Compass Point adds that four factors increase the potential for an equity market sell-off as government shutdown risks intensify:
- Further delays confirmations, which would affect Trump’s deregulatory agenda;
- Delivers a “psychological blow” to markets, serving as a “concrete symbol” of Washington’s inability to govern;
- Delays legislative progress on tax reform;
- Alters Fed’s policy normalization trajectory
In summary, while Compass Point says that lawmakers will promptly raise the debt ceiling in mid-September, or less than a month from now - something which Morgan Stanley and others find hard to believe - a government shutdown in October suddenly all too likely.
Then, shortly after the note was released, rating agency Fitch also chimed in and warned that if the U.S. debt limit is not raised in a timely manner, it would review the U.S. sovereign rating, with potentially negative implications.

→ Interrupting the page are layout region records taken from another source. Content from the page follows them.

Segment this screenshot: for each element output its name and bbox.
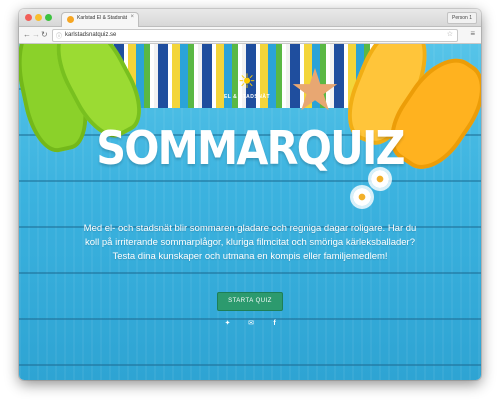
address-bar[interactable]: ⓘ karlstadsnatquiz.se ☆ <box>52 29 458 42</box>
title-bar: Karlstad El & Stadsnät × Person 1 <box>19 9 481 27</box>
facebook-icon[interactable]: f <box>270 319 279 328</box>
zoom-window-button[interactable] <box>45 14 52 21</box>
info-icon[interactable]: ⓘ <box>56 31 62 40</box>
start-quiz-button[interactable]: STARTA QUIZ <box>217 292 283 311</box>
favicon-icon <box>67 16 74 23</box>
menu-icon[interactable]: ≡ <box>470 30 475 38</box>
back-arrow-icon[interactable]: ← <box>23 29 31 40</box>
social-links: ✦ ✉ f <box>223 319 279 328</box>
tab-close-icon[interactable]: × <box>130 14 134 20</box>
brand-logo: ☀ EL & STADSNÄT <box>217 72 277 100</box>
browser-tab[interactable]: Karlstad El & Stadsnät × <box>61 12 139 27</box>
twitter-icon[interactable]: ✦ <box>223 319 232 328</box>
tab-title: Karlstad El & Stadsnät <box>77 15 128 21</box>
starfish-icon: ★ <box>289 58 341 123</box>
url-text[interactable]: karlstadsnatquiz.se <box>65 32 116 38</box>
intro-text: Med el- och stadsnät blir sommaren glada… <box>83 223 417 262</box>
daisy-flower <box>353 188 371 206</box>
close-window-button[interactable] <box>25 14 32 21</box>
quiz-landing-page: ★ ☀ EL & STADSNÄT SOMMARQUIZ Med el- och… <box>19 44 481 380</box>
sun-icon: ☀ <box>238 71 256 93</box>
star-icon[interactable]: ☆ <box>447 30 453 38</box>
logo-text: EL & STADSNÄT <box>223 94 271 100</box>
forward-arrow-icon[interactable]: → <box>32 29 40 40</box>
mail-icon[interactable]: ✉ <box>247 319 256 328</box>
browser-window: Karlstad El & Stadsnät × Person 1 ← → ↻ … <box>19 9 481 380</box>
page-title: SOMMARQUIZ <box>96 121 405 175</box>
minimize-window-button[interactable] <box>35 14 42 21</box>
reload-icon[interactable]: ↻ <box>41 29 48 40</box>
profile-button[interactable]: Person 1 <box>446 12 477 24</box>
daisy-flower <box>371 170 389 188</box>
address-toolbar: ← → ↻ ⓘ karlstadsnatquiz.se ☆ ≡ <box>19 27 481 44</box>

In other words, Fitch is warning that a repeat of August 2011 - when S&P infamously downgraded the US to AA+ after the failure to raise the debt ceiling resulted in a brief technica default0 is now on the table. The silver lining: Fitch said that a government shutdown following a debt ceiling increase, such as the one envisioned by Compass Point, would not direct affect on U.S. AAA rating.
Finally, for those who are still on the fence about the likelihood of a shutdown and are otherwise unhedged, one month ago Bank of America put together a "costless" spread collar trade, should volatility surge in the coming weeks as a debt ceiling/government funding deal emerges as unlikely. Here again is how to make money should the US government shut down in just over a month.
Trade idea: VIX Oct 12/14/19 call spread collar for zero-cost upfront
We are comfortable selling VIX puts to leverage a likely floor in volatility, particularly ahead of the debt ceiling, and using the premium collected to the cheapen the cost of portfolio protection. For example, investors may consider selling the VIX Oct 12 put vs. the 14/19 call spread, indicatively zero-cost upfront with a net delta of +54 (Oct fut ref 13.35).
The trade leverages the facts that (i) VIX 3M ATMf implied volatility, while low, is not necessarily cheap compared to the level of the VIX 3M future (Chart 14), and (ii) VIX 3M call skew is currently very steep, in the 92nd percentile since Sep-09 (Chart 15).
More critically, while VIX call spread collars have been challenged by recent sub-11 VIX settlement values, they can be successful, low-cost hedges when there are defined macro catalysts on the calendar to provide support to volatility, as seen from the US election and more recently the first round of the French election.
Lastly, we are comfortable capping upside via the call spread as the VIX 1M and 2M futures have not closed above 20 since Brexit over one year ago.